This guest post is written by Jenna Gensic. Jenna is the mom of a former client of mine for whom I recommended social stories to assist with transitions, learning activities and feeding. Sometimes, and this was the case here, it is a double edged sword to recommend something you KNOW will work for a child/family but that will ADD stress and time spent on "therapy." I was so glad when Jenna sent me a message this week stating that she had found an app that was alleviating some of the stress for them and I promptly asked her to write a guest post to share her new "treasure" with others. ~Jennifer
If my son’s life were a blog post, these would be a few of the tags: Micropreemie. Trach. Ventilator. NG tube. G-tube. Surgeries. Retinopathy of Prematurity. Ataxia. Cerebral Palsy. Autism? Sensory Processing Disorder. Oral Aversion. Feeding Disorder.
Over the last three years, my husband and I have discovered the power of social stories to manage Mikan’s behavioral problems associated with his complex medical history. Although Mikan hasn’t yet officially been diagnosed with Autism, his therapists and doctors have repeatedly discussed the possibility of this label. Regardless of the official determination, Mikan has responded well to social stories, an approach typically used with children on The Spectrum.
For over a year now, we have created stories with text and pictures both by hand and on the computer that introduce Mikan to specific social practices. A few of these included how to act at the dinner table, how to greet someone we know, how to share toys, and how to interact with different foods. Mikan loved reading about himself and looking at the pictures. Previewing behavior expectations and schedule changes reduced his anxiety and eased transitions.
While we were pleased with this intervention, like any other therapeutic strategy, it demanded extra time to be effectively implemented. I kept a special notebook for stories I needed to develop quickly. I used PowerPoint when I had more time. I was proud of my slide transitions, text animations, and integration of family pictures with clip art. I would call Mikan to the computer regularly to “read” the stories with me. He has a precocious ability to read and welcomed this routine.
But sometime in his third year, each passing month brought a new behavioral quirk that needed addressing. His therapists and doctors’ answer? Make a social story. So I made one. And another. And another. But I found myself using my trusty notebook more than the computer. It was simply quicker. I knew it wasn’t as effective, so I returned to the computer whenever I could find time. As the months passed, I burnt out. It took me about forty minutes to create each presentation. I was tired of making them. Realizing this would be a long-term intervention, I sought help.

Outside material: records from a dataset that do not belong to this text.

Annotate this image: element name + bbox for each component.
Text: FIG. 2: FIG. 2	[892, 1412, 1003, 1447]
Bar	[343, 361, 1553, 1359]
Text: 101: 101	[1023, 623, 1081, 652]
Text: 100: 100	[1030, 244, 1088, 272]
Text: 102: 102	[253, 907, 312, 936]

We had purchased an iPad shortly after Mikan turned two to test some voice augmentation apps (He was still nonverbal.). We were fascinated by his progress. He quickly learned to navigate different apps and browse YouTube for educational videos. I wanted to harness his iPad interest and channel it into a social stories app. For months I conducted App Store searches, browsed lists of “Autism apps” distributed by his developmental pediatrician, and followed up on referrals from friends and health professionals.
I found many apps with stock stories such as Routines and Going Places. These apps contain pre-made stories with audio, text, and pictures that discuss a specific routine such as getting ready for school, going to the grocery store, or visiting the doctor. These are nice because they require zero effort. But I still sought an affordable app that advertised customizable stories. I wanted to make stories to address Mikan’s specific needs. I knew I wasn’t going to find any pre-made story about drinking from different kinds of cups when the special blue Rubbermaid cup is in the dishwasher.
But last week I found my Holy Grail: My Stories. This app is affordable ($2.99) and efficient. In less than five minutes, I can create a custom story with text, pictures, and audio that is available for my son to view whenever he wants, not just on my prescriptive times. Mikan loves turning the pages and tapping the pictures, and soon he will be able to record his own audio. In the past week, he has already reviewed the stories more than we have together at our computer over the last two months. And I’m not tired! I enjoy creating these stories because I know they will be effective and my efforts will not swallow up the limited free time I have every few days.
However, this is still a relatively new app. The current version only allows you to create nine social stories, but the developer plans on expanding this capability in future updates and seems committed to regular improvements. I’ve also encountered a few bugs that unexpectedly deleted a few of my stories. Hopefully these will also be addressed in future updates. Although, honestly, the bug only mildly irritated me since it was so easy to recreate my work.
My Stories has jumpstarted my commitment to this therapeutic approach with the level of intensity it demands. I’m excited to share it with other weary parents and caregivers. While I’m pleased these social stories will help mainstream my son and lessen my compulsion to explain his behaviors in public, I am more excited that they will support his comfortable growth in the world around him, increase his quality of life, and help him live out his human potential.